Throughout my residency in Washington, D.C. during the 1990’s crack epidemic, each HIV-positive baby I took care of was a lesson in not losing hope. Pediatricians across the globe celebrated each birthday as we shifted our energy to keeping children with HIV not just alive, but well. Back then, blowing out candles was a revolutionary act for families often suffering the dual loss of parent and child after what is normally a joyous occasion—giving birth.
Today, we are celebrating more than ever. New York City, the place where the AIDS epidemic began, has reached an awe-inspiring milestone–no babies have been born with HIV within the past year.
This accomplishment is a hard-fought battle that activists, families and physicians have been waging for decades and throughout my entire clinical career. Twenty-nine years ago as a young medical student in Newark, N.J., there was little medicine could do to stem the tide of the AIDS epidemic’s devastation of some of the most stigmatized groups in society—the LGBTQ community, intravenous drug users and low-income people of color.
The cost of not knowing what to do was catastrophic. Thousands of infants in children’s hospitals across the nation were born with little to no options for treatment and survival. We did what we could as clinicians, but most important, we listened. We learned about how the racialized stigma around poverty, addiction, gender identity and sexual orientation conspired to fuel HIV diagnoses, a lack of access to quality care and death.
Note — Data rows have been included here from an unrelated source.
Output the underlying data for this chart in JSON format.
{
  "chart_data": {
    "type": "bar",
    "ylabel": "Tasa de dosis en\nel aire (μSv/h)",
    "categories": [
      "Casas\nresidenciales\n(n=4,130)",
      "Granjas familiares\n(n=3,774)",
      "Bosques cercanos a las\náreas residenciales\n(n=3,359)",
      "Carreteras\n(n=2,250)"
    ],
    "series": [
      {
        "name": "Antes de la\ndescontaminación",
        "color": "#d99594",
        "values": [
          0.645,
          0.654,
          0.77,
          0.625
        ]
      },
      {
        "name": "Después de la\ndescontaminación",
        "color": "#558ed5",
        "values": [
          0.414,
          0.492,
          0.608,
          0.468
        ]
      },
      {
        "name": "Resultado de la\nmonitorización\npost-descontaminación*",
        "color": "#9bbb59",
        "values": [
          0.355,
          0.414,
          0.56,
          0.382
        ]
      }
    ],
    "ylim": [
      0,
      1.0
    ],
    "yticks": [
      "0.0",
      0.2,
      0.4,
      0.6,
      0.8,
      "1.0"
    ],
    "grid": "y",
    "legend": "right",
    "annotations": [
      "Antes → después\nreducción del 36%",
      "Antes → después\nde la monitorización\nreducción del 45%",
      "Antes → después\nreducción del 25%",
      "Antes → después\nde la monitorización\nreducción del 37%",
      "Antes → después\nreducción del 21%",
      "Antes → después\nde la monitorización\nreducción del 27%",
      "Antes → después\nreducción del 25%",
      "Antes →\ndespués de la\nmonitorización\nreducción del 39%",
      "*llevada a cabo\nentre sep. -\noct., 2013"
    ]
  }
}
After over 30 years and an estimated 35 million lives lost, the clinical community is arriving at a key approach that will ultimately reduce health inequities within the AIDS epidemic. We are finally advancing patient-centered medical care, which normalizes the radical notion that patients, irrespective of race, sexual orientation or neighborhood, are people whose humanity should be affirmed in support of reaching their full life potential.
At its core, affirming humanity is the cornerstone of New York City’s Plan to End the Epidemic—that means focusing on expanding access to testing and Pre-Exposure Prophylaxis (PrEP) and maximizing viral suppression in communities that need it the most. We’re also supporting New Yorkers’ sexual and reproductive choices and creating the necessary social supports for all children to thrive.
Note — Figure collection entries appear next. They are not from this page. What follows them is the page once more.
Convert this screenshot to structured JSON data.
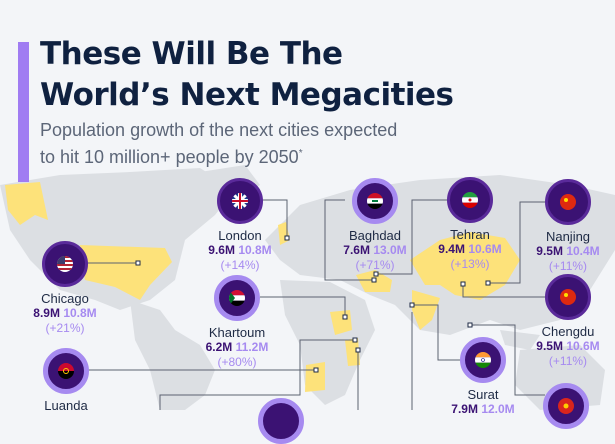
{
  "header": {
    "title_line1": "These Will Be The",
    "title_line2": "World’s Next Megacities",
    "subtitle_line1": "Population growth of the next cities expected",
    "subtitle_line2": "to hit 10 million+ people by 2050",
    "subtitle_mark": "*"
  },
  "colors": {
    "accent": "#a07cf2",
    "badge_dark": "#3b1273",
    "value_light": "#a68af0",
    "highlight_country": "#fde27a",
    "land": "#dcdfe3"
  },
  "cities": {
    "london": {
      "name": "London",
      "current": "9.6M",
      "future": "10.8M",
      "growth": "(+14%)",
      "flag": "uk-flag-icon"
    },
    "chicago": {
      "name": "Chicago",
      "current": "8.9M",
      "future": "10.8M",
      "growth": "(+21%)",
      "flag": "us-flag-icon"
    },
    "khartoum": {
      "name": "Khartoum",
      "current": "6.2M",
      "future": "11.2M",
      "growth": "(+80%)",
      "flag": "sudan-flag-icon"
    },
    "luanda": {
      "name": "Luanda",
      "flag": "angola-flag-icon"
    },
    "baghdad": {
      "name": "Baghdad",
      "current": "7.6M",
      "future": "13.0M",
      "growth": "(+71%)",
      "flag": "iraq-flag-icon"
    },
    "tehran": {
      "name": "Tehran",
      "current": "9.4M",
      "future": "10.6M",
      "growth": "(+13%)",
      "flag": "iran-flag-icon"
    },
    "nanjing": {
      "name": "Nanjing",
      "current": "9.5M",
      "future": "10.4M",
      "growth": "(+11%)",
      "flag": "china-flag-icon"
    },
    "chengdu": {
      "name": "Chengdu",
      "current": "9.5M",
      "future": "10.6M",
      "growth": "(+11%)",
      "flag": "china-flag-icon"
    },
    "surat": {
      "name": "Surat",
      "current": "7.9M",
      "future": "12.0M",
      "flag": "india-flag-icon"
    }
  }
}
With coordinated strategies to keep parents HIV-free or virally suppressed, we can end mother-to-child HIV transmission not only in New York City but across the nation. While there’s more work to be done, achieving zero mother-to-baby HIV transmissions helps honor the sacrifices of the thousands of family members that lost 1,255 of our littlest New Yorkers to an entirely preventable disease, according to an NYC Health Department analysis.
It reinvigorates our city’s commitment to fighting for the health of all children, who are the manifestation of their families’ dreams. It renews our determination to bridge public health and health care to end all parts of the epidemic. By working together, we look forward to celebrating the next milestone that manifests our longstanding dream of creating an AIDS-free generation in our lifetime.